We did get into this mess because we had a lot of sloppiness in the way financial institutions and others were required to disclose their values and models and risk, she said. Going forward that can't be a good thing.

PASS OR FAIL?

The stress tests, announced in February, were designed to see if banks are adequately capitalized. Banks that are found to need more money would then have six months to raise it, or take funds directly from the government in a new round of capital injections.

The Treasury Department is expected to release summary results of all of the stress tests some time after earnings season concludes for most big banks on April 24.

The regulators are also drafting a concept paper that will explain the framework for the stress tests and spell out how to interpret the aggregate results, the source familiar with the discussions on the stress tests said. The person requested anonymity because the talks are not public.

With earnings season now under way, the source said Treasury and Fed officials have asked banks not to talk about the tests in their quarterly reports.
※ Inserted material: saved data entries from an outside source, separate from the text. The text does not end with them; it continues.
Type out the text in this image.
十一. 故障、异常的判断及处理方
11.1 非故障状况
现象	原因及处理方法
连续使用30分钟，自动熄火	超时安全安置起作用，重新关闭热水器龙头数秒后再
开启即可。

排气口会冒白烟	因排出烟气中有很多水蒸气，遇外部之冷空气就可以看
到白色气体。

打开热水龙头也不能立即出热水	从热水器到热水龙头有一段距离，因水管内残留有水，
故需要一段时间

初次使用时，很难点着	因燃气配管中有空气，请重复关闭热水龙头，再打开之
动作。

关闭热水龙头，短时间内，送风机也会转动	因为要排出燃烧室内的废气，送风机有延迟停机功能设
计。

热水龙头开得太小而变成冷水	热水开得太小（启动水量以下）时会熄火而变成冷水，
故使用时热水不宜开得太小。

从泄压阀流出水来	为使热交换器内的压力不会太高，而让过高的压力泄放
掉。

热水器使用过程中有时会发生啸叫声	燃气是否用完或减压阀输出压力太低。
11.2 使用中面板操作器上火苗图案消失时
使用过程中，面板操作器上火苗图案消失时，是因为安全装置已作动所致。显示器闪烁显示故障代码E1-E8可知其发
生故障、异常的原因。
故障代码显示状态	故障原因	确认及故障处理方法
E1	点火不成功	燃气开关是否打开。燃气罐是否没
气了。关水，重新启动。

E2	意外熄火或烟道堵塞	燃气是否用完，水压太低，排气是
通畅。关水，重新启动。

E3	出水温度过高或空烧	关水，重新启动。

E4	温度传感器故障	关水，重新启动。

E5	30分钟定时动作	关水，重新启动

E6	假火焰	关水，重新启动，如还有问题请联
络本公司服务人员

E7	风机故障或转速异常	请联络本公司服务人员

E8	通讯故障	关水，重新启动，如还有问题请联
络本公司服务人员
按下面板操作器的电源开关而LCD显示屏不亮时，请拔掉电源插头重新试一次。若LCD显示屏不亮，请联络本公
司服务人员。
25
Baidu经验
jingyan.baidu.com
One concern is that banks that already have completed their internal versions of the tests -- and proved they do not need a capital infusion -- will want to include that information as part of their earnings releases.

Regulators worry that investors then would demand that other banks disclose their findings, causing confusion in the market if the results are not all reported in a standard form.

References to the stress tests in corporate announcements have been brief. Insurer MetLife Inc, for instance, confirmed in a news release on Monday it is participating in the stress test program but did not discuss details.

Also on Monday, Goldman Sachs Group Inc said it wanted to use the proceeds of a $5 billion stock sale to help repay $10 billion of government funds if permitted by our supervisors and if supported by the results of the stress assessment.

While not discussing the test itself, Goldman's announcement of the share sale -- combined with a higher-than-expected quarterly profit -- suggests to some that the company is having no trouble satisfying the test requirements.

Many analysts do not expect Goldman to run into trouble with stress tests because most of its assets are already on its books at their market price, meaning the bank does not have to take the same writedowns as many of its competitors.

A Goldman spokesman told Reuters that the language the company used in its announcement was required by regulators, with the company unable to comment any further about the stress test or speculate about its outcome.

Stock analyst Kevin Fitzsimmons, of Sandler O'Neill & Partners LP, said a lack of disclosure about these tests might keep some investors on the sidelines as they evaluate banks.

Over the last several days, banks have been sharply down and up, he said. With a void in information, it could create even more volatility based on what the sentiment of the day is.

But investors may be left with a confusing jumble of information if they are given preliminary results that are later changed as the government finalizes its findings on the new tests, said attorney Evan Stewart of law firm Zuckerman Spaeder LLP.

This is such a new process that they are still testing the stress test itself, he said. It's better to be quiet rather than release incomplete information that may be misleading.